The others turned out to be two livid-faced Cases and, surprisingly, Homer.
They wheeled Noble in, installed him on the bed, and clustered around. Noble was sleepy and grumpy, dressed in the hospital gown—one of those things that rob faces and bodies of individuality, making everyone look the same. Alexander took his clothes out of the closet. Noble was changing into them while the principal’s retinue stood there and gawked.
“You are his comrades, you could have helped,” Homer said.
“I can handle this,” Noble said curtly, sliding into his jeans.
“Such a nervous boy,” Homer said, aghast. “Nervous and abrupt.”
“If only that was the worst of it,” Shark replied, his eyes darting around the room, looking for traces of criminal behavior.
By some miracle we didn’t even have a single ashtray out, so all his efforts were wasted.
“You have thirty minutes to pack,” he said. “And none of your tricks. Leave nothing behind, you’re not coming back here.”
“Go fuck yourself,” Noble said.
Homer’s eyes rolled back in his head, and he seemingly stopped breathing. Tabaqui giggled. Shark swung around so fiercely that I shrunk back.

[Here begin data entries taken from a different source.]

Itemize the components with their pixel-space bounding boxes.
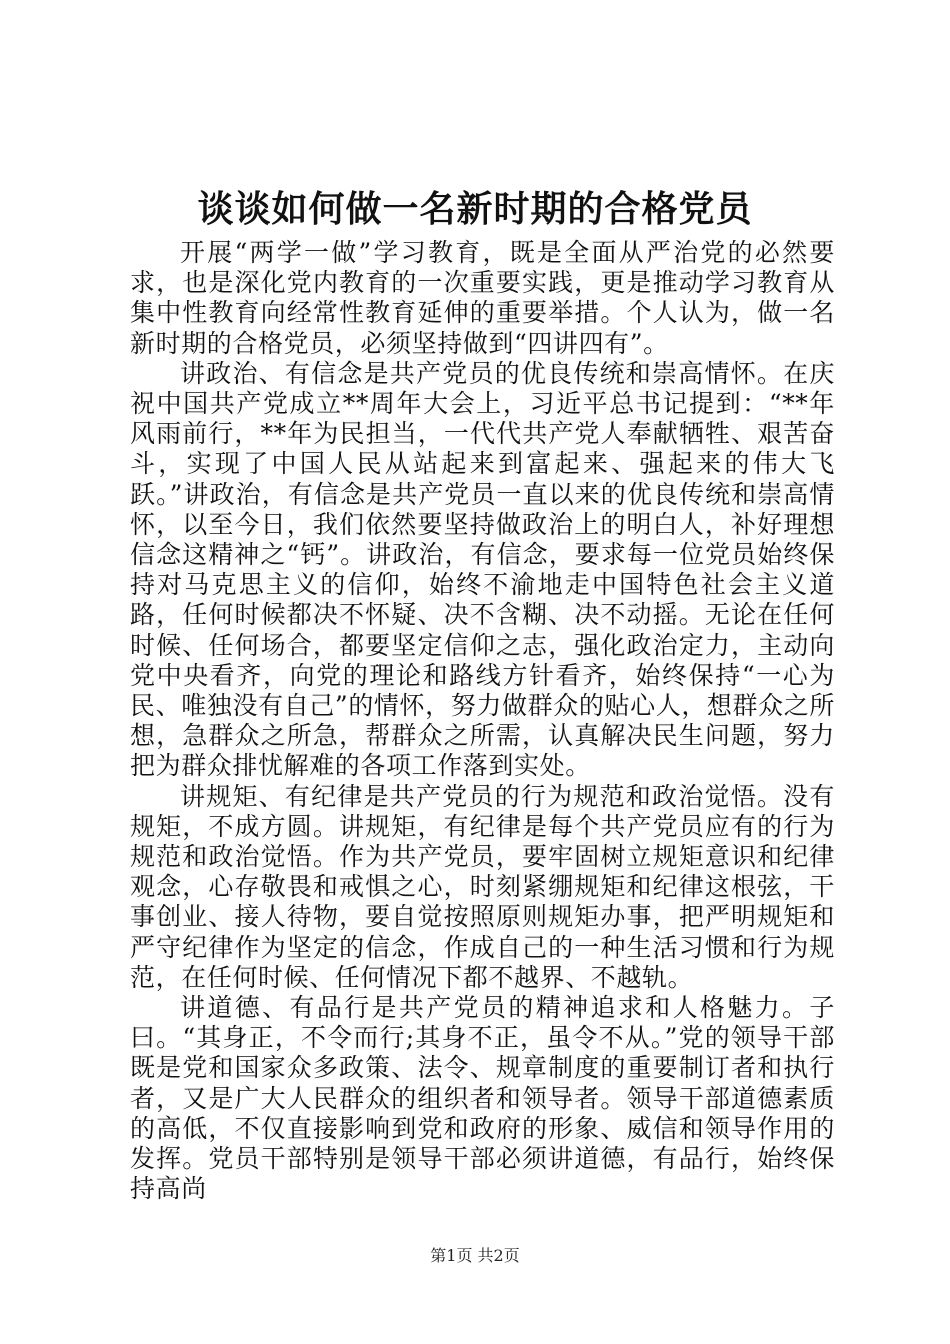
document-title: 谈谈如何做一名新时期的合格党员 bbox=[197, 189, 753, 230]
paragraph-morality: 讲道德、有品行是共产党员的精神追求和人格魅力。子曰。“其身正，不令而行;其身不正，虽令不从。”党的领导干部既是党和国家众多政策、法令、规章制度的重要制订者和执行者，又是广大人民群众的组织者和领导者。领导干部道德素质的高低，不仅直接影响到党和政府的形象、威信和领导作用的发挥。党员干部特别是领导干部必须讲道德，有品行，始终保持高尚 bbox=[130, 993, 835, 1204]
paragraph-intro: 开展“两学一做”学习教育，既是全面从严治党的必然要求，也是深化党内教育的一次重要实践，更是推动学习教育从集中性教育向经常性教育延伸的重要举措。个人认为，做一名新时期的合格党员，必须坚持做到“四讲四有”。 bbox=[130, 238, 835, 358]
paragraph-politics: 讲政治、有信念是共产党员的优良传统和崇高情怀。在庆祝中国共产党成立**周年大会上，习近平总书记提到：“**年风雨前行，**年为民担当，一代代共产党人奉献牺牲、艰苦奋斗，实现了中国人民从站起来到富起来、强起来的伟大飞跃。”讲政治，有信念是共产党员一直以来的优良传统和崇高情怀，以至今日，我们依然要坚持做政治上的明白人，补好理想信念这精神之“钙”。讲政治，有信念，要求每一位党员始终保持对马克思主义的信仰，始终不渝地走中国特色社会主义道路，任何时候都决不怀疑、决不含糊、决不动摇。无论在任何时候、任何场合，都要坚定信仰之志，强化政治定力，主动向党中央看齐，向党的理论和路线方针看齐，始终保持“一心为民、唯独没有自己”的情怀，努力做群众的贴心人，想群众之所想，急群众之所急，帮群众之所需，认真解决民生问题，努力把为群众排忧解难的各项工作落到实处。 bbox=[130, 358, 835, 781]
page-number-footer: 第1页 共2页 bbox=[430, 1246, 520, 1265]
paragraph-rules: 讲规矩、有纪律是共产党员的行为规范和政治觉悟。没有规矩，不成方圆。讲规矩，有纪律是每个共产党员应有的行为规范和政治觉悟。作为共产党员，要牢固树立规矩意识和纪律观念，心存敬畏和戒惧之心，时刻紧绷规矩和纪律这根弦，干事创业、接人待物，要自觉按照原则规矩办事，把严明规矩和严守纪律作为坚定的信念，作成自己的一种生活习惯和行为规范，在任何时候、任何情况下都不越界、不越轨。 bbox=[130, 781, 835, 992]
document-body bbox=[130, 238, 835, 1205]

“One more peep out of any of you and you’ll regret the day you were born,” he hissed.
There were no more peeps out of anyone. Homer left, still unable to come to terms with the shock he’d just suffered, while Shark remained to observe Humpback and Alexander pack Noble’s stuff. It all fit in two bags. One of the Cases took them away. Noble climbed in his wheelchair and looked at us. He hadn’t uttered a single word during all of this, apart from what he’d said to Shark. And had he restrained himself, Shark might have given us the opportunity to say our good-byes in private. The other Case grabbed the handles of Noble’s wheelchair, and, for some reason, Alexander placed Humpback’s jacket on Noble’s knees. It was a heavy leather jacket, originally black but currently black and white, because it was first worn out until it became white and then blackened back with dirt and soot. This monster, bedecked in badges and touched up with paint here and there, was dubbed “dinosaur skin.” Tabaqui claimed that it was bulletproof. But Noble seemed delighted.
“Thanks,” he said, looking at Humpback.
This was where the levee broke. The Case had to jump out of the way.